The requirement to carry belongings throughout the day also poses new challenges for service providers like Rose Haven. According to O’Brien, the shelter currently serves around 150 people per day, and she expects that number to rise when the ban goes into effect. An increase in carried possessions means limited space is used as storage rather than a place to offer services.
“If people have to pack up their lives and bring them in with them, it changes my capacity,” she said. “I can actually serve less people.”
Blanchet House faces similar difficulties as guests will likely have to carry more of their possessions when enforcement begins. According to Seibert, on the day he spoke with Street Roots, the organization served over 450 people for breakfast alone. But lowered capacity impacts the people who rely on Blanchet for meals, clothing, and good information about local policy.
“We have seating capacity for 60 people right now,” Seibert said. “We don't have capacity for 60 people with 60 carts of all their belongings.”
In light of the new ordinance, Rose Haven already had to pivot toward addressing more basic needs in the moment rather than focusing on stabilizing solutions like connecting people to recovery, housing and employment. Trauma-informed care means providers focus on addressing basic needs before attempting to solve long-term issues.

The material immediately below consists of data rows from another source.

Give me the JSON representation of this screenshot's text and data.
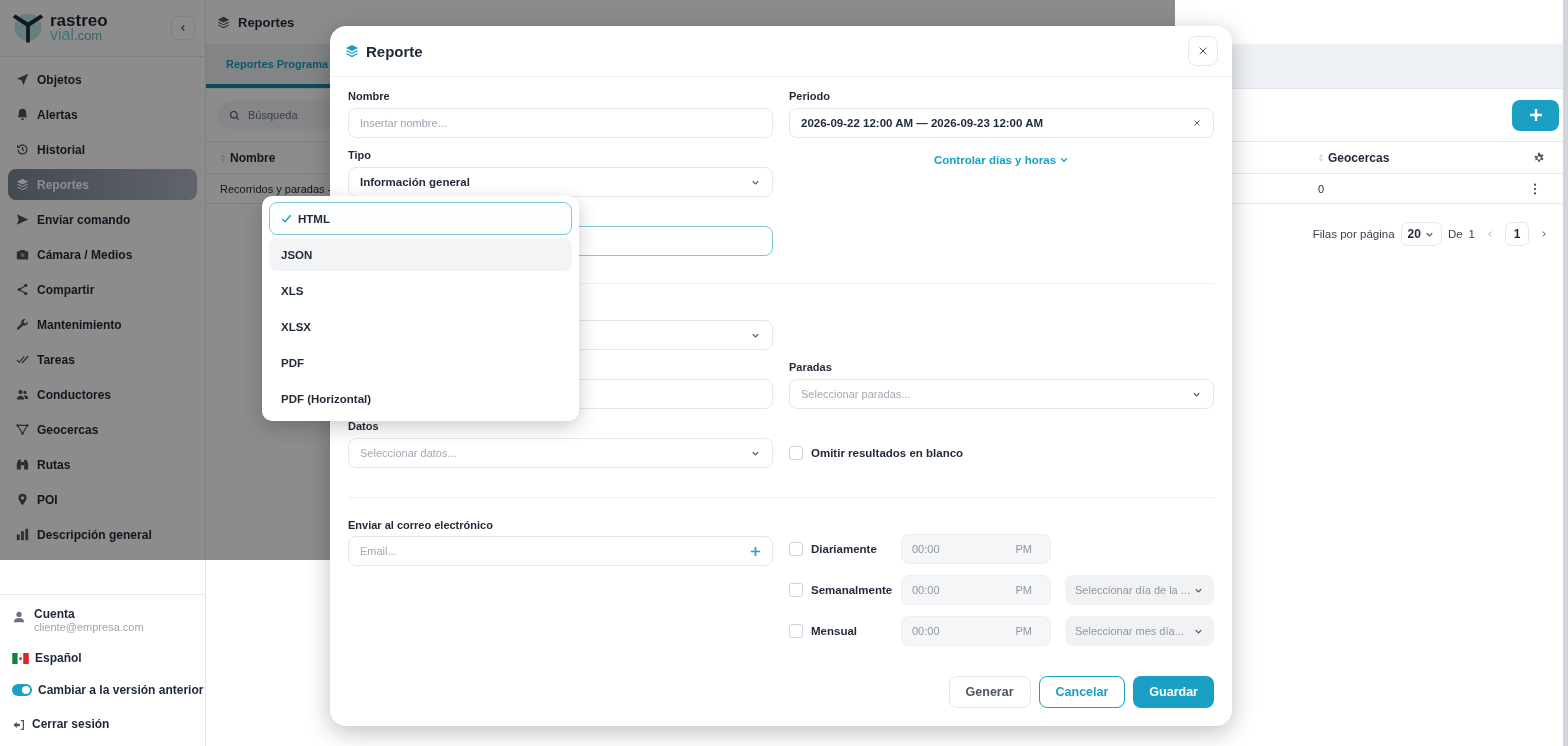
{
  "sidebar": {
    "logo": {
      "name": "rastreo",
      "domain": "vial",
      "tld": ".com"
    },
    "items": [
      {
        "label": "Objetos",
        "selected": false
      },
      {
        "label": "Alertas",
        "selected": false
      },
      {
        "label": "Historial",
        "selected": false
      },
      {
        "label": "Reportes",
        "selected": true
      },
      {
        "label": "Enviar comando",
        "selected": false
      },
      {
        "label": "Cámara / Medios",
        "selected": false
      },
      {
        "label": "Compartir",
        "selected": false
      },
      {
        "label": "Mantenimiento",
        "selected": false
      },
      {
        "label": "Tareas",
        "selected": false
      },
      {
        "label": "Conductores",
        "selected": false
      },
      {
        "label": "Geocercas",
        "selected": false
      },
      {
        "label": "Rutas",
        "selected": false
      },
      {
        "label": "POI",
        "selected": false
      },
      {
        "label": "Descripción general",
        "selected": false
      }
    ],
    "account": {
      "label": "Cuenta",
      "email": "cliente@empresa.com"
    },
    "language": "Español",
    "legacy_toggle": {
      "label": "Cambiar a la versión anterior",
      "on": true
    },
    "logout": "Cerrar sesión"
  },
  "page": {
    "title": "Reportes",
    "tabs": [
      {
        "label": "Reportes Programa",
        "selected": true
      }
    ],
    "search": {
      "placeholder": "Búsqueda"
    },
    "table": {
      "columns": [
        "Nombre",
        "Geocercas"
      ],
      "rows": [
        {
          "nombre": "Recorridos y paradas -",
          "geocercas": "0"
        }
      ]
    },
    "pagination": {
      "rows_label": "Filas por página",
      "rows_per_page": "20",
      "of_label": "De",
      "page_count": "1",
      "current_page": "1"
    }
  },
  "dialog": {
    "title": "Reporte",
    "name_field": {
      "label": "Nombre",
      "placeholder": "Insertar nombre..."
    },
    "type_field": {
      "label": "Tipo",
      "value": "Información general"
    },
    "format_field": {
      "open": true,
      "options": [
        {
          "label": "HTML",
          "selected": true,
          "highlighted": false
        },
        {
          "label": "JSON",
          "selected": false,
          "highlighted": true
        },
        {
          "label": "XLS",
          "selected": false,
          "highlighted": false
        },
        {
          "label": "XLSX",
          "selected": false,
          "highlighted": false
        },
        {
          "label": "PDF",
          "selected": false,
          "highlighted": false
        },
        {
          "label": "PDF (Horizontal)",
          "selected": false,
          "highlighted": false
        }
      ]
    },
    "period_field": {
      "label": "Periodo",
      "value": "2026-09-22 12:00 AM — 2026-09-23 12:00 AM"
    },
    "schedule_link": "Controlar días y horas",
    "stops_field": {
      "label": "Paradas",
      "placeholder": "Seleccionar paradas..."
    },
    "data_field": {
      "label": "Datos",
      "placeholder": "Seleccionar datos..."
    },
    "skip_blank": {
      "label": "Omitir resultados en blanco",
      "checked": false
    },
    "email_field": {
      "label": "Enviar al correo electrónico",
      "placeholder": "Email..."
    },
    "schedules": [
      {
        "kind": "daily",
        "label": "Diariamente",
        "checked": false,
        "time_placeholder": "00:00",
        "period": "PM"
      },
      {
        "kind": "weekly",
        "label": "Semanalmente",
        "checked": false,
        "time_placeholder": "00:00",
        "period": "PM",
        "day_placeholder": "Seleccionar día de la ..."
      },
      {
        "kind": "monthly",
        "label": "Mensual",
        "checked": false,
        "time_placeholder": "00:00",
        "period": "PM",
        "day_placeholder": "Seleccionar mes día..."
      }
    ],
    "buttons": [
      {
        "label": "Generar",
        "kind": "default"
      },
      {
        "label": "Cancelar",
        "kind": "outline"
      },
      {
        "label": "Guardar",
        "kind": "primary"
      }
    ]
  }
}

“This disrupts all that because now we're working on different things with people,” O’Brien said. “It works against our ability to help provide support in those ways because now we're just helping people move stuff around.”
Stress and strain
Do Good Multnomah, one of the service providers offering longer-term resources like those Rose Haven would connect guests with, has already worked at full capacity every day for the last three years, according to Gardner. Every congregate shelter and motel shelter site has a long waiting list, and over 200 people are on the waiting list for its downtown shelter program, with budgets stretched to their limits — before the ban took effect.
Gardner said among those who participate in Do Good Multnomah programs, the overall concern is for the unhoused community at large. Do Good Multnomah works with people who are in need of emergency shelter, as well as those who are housed but at risk of returning to homelessness.
“Their friends and family are out there,” Gardner said. “They’re deeply worried for the community outside.”
With homeless Portlanders potentially losing their dependable places to rest, some are concerned they won’t be able to find each other to offer help when the need arises.
“The city’s policy without a plan in place will put major strain on all service providers,” he said.
O’Brien remains optimistic about the ongoing conversations, despite slow progress.
“I hold hope that we will have some collaboration because we need it,” O’Brien said. “But what I also want to say is, we need it for what we're doing right now.”
Gardner said Do Good participants are concerned about the additional strain that will be placed on daytime resource providers who are working at their threshold.
“The already long lines are going to get even longer.”
Seibert agrees.
“Looking at a number on a dashboard versus looking at a line of people that you're about to serve — those are two very different numbers,” he said. “We're at capacity. We're asking for help.”